Author Iskra Pavlova
Bosnia's Federation continues search for strategic investor in Aluminij Photo: All Rights Reserved

SARAJEVO (Bosnia and Herzegovina), July 11 (SeeNews) - Bosnia's Federation government is continuing to look for strategic partners of ailing aluminium producer Aluminij, which shut down its operations earlier this week due a halt in electricity supplies, the entity's energy minister said.

"We do not believe this decision for shutting down the operations or eventually for launching bankruptcy proceedings would change the mind of potential investors since they are already well aware of the situation," Nermin Dzindic, said in a Federation government press release.

He made the comments during a news conference in Sarajevo on Wednesday following the news of Aluminij's shutdown.
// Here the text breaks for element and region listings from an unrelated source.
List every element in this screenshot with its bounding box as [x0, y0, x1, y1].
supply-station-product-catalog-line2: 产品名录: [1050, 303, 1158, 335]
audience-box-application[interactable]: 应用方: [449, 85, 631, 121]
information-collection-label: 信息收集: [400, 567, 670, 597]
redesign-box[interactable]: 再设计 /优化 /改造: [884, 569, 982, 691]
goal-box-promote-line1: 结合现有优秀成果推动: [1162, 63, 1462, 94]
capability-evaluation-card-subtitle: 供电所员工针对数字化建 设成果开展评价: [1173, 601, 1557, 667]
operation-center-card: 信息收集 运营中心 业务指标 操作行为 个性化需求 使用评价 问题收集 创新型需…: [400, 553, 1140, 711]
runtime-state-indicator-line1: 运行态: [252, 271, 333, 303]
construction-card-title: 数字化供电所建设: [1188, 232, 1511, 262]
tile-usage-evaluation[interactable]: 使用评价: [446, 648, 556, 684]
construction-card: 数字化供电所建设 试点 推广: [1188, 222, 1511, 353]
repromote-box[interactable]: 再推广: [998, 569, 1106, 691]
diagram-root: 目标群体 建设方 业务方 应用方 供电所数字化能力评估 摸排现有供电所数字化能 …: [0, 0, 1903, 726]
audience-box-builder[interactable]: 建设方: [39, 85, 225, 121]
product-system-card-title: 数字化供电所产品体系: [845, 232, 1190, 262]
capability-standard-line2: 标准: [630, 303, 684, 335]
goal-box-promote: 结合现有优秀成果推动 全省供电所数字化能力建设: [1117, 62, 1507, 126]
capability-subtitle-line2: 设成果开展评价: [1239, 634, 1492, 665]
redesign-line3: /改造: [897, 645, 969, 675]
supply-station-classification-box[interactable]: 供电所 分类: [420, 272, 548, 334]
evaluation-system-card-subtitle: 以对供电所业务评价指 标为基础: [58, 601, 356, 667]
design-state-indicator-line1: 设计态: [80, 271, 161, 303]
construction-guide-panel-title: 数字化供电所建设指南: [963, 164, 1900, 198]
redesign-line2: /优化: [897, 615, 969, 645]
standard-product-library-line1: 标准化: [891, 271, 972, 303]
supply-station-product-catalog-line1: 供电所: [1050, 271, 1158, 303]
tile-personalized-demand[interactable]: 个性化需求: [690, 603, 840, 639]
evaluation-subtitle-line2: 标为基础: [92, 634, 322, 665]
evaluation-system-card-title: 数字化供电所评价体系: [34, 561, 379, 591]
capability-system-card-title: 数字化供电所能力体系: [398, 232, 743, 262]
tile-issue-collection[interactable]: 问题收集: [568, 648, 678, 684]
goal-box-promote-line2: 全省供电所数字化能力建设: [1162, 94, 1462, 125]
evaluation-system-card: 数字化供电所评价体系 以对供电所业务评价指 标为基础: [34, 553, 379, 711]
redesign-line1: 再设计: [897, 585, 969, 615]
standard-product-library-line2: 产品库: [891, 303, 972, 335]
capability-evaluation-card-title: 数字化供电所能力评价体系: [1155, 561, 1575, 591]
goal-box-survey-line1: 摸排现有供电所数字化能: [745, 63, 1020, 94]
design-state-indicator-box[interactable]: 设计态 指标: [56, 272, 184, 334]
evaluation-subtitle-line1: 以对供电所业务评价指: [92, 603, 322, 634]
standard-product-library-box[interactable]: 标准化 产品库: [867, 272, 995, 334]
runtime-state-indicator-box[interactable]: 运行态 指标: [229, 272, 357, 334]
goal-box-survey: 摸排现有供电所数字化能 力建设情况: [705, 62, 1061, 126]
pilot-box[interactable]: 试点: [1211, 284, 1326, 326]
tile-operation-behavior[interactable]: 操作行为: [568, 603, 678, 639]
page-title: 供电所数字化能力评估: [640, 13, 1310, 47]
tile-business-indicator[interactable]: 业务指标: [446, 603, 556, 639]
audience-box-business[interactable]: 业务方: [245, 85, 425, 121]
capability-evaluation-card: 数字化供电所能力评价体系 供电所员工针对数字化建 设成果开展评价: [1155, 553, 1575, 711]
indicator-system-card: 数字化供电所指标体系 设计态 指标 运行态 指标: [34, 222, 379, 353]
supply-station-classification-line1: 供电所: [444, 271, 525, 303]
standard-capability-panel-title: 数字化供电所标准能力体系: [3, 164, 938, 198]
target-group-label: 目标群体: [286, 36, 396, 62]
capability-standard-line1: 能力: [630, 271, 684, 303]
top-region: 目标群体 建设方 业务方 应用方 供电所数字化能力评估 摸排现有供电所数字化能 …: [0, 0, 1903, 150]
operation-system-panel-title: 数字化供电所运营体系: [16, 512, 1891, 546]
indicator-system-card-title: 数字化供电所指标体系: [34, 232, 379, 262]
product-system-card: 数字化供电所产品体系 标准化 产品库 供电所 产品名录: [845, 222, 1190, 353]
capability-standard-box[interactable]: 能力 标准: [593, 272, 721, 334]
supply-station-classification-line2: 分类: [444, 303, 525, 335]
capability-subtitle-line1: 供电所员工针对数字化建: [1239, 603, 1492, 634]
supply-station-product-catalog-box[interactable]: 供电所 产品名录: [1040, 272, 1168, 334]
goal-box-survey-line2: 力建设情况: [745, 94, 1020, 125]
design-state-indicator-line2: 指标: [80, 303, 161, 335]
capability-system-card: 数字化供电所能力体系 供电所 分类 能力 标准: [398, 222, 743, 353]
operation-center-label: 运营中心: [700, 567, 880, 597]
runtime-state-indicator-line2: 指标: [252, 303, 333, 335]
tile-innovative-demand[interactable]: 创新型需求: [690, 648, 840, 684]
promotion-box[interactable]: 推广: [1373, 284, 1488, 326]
The indebted aluminium producer had its power supply cut at midnight on Tuesday to Wednesday due to unpaid electricity bills.

Dzindic also said that Aluminij's current debt of 400 million marka ($231 million/ 205 million euro) is a result of systemic and planned work of the company's previous management teams against the interests of Aluminij and its workers.

"Somebody should take a responsibility for this," he said. "For Aluminij we should find a model of self-sustainability."

Dzindic also said that Aluminij's director Drazen Pandza was expected to file for bankruptcy already on Wednesday.

On Monday, the Federation said its talks with British-Swiss company Glencore on saving Aluminij failed after the potential investor changed its mind regarding the initial proposal to take over Aluminij if the Federation government committed to a fixed electricity price of 50 euro per megawatt hour for the cash-strapped company by the end of the year.

After changing their original proposal, Glencore withdrew from the talks, local media quoted Dzindic as saying on Monday. But he added that the government will continue the negotiations with the remaining interested investors, including Emirates Global Aluminium (EGA) who declared last week their interest in drawing a plan for the recovery of Aluminij.

The Federation government, Aluminij's largest shareholder, has been under pressure by potential investors and the company's management to subsidise the electricity price for the aluminium smelter. The government, however, has stressed it is no longer able of subsidising Aluminij's electricity costs as the price for the taxpayer is too high.

Aluminij has been one of the largest electricity consumers in Bosnia, accounting for a quarter of the electricity consumption in the Federation when operating at full capacity. The company has been in persistent trouble over high prices of electricity and raw materials. Its outstanding debt to power utility Elektroprivreda HZHB reached 280 million marka.

Aluminij employs 900 people and has numerous suppliers and other cooperating units, including Croatia's Adriatic port of Ploce, with the Mostar-based company engaging 20% of the port's capacities.

The Federation government controls 44% of Aluminij, followed by the government of Croatia with 12%, with the remainder held by smaller shareholders.

The Federation is one of two autonomous entities forming Bosnia and Herzegovina. The other one is the Serb Republic.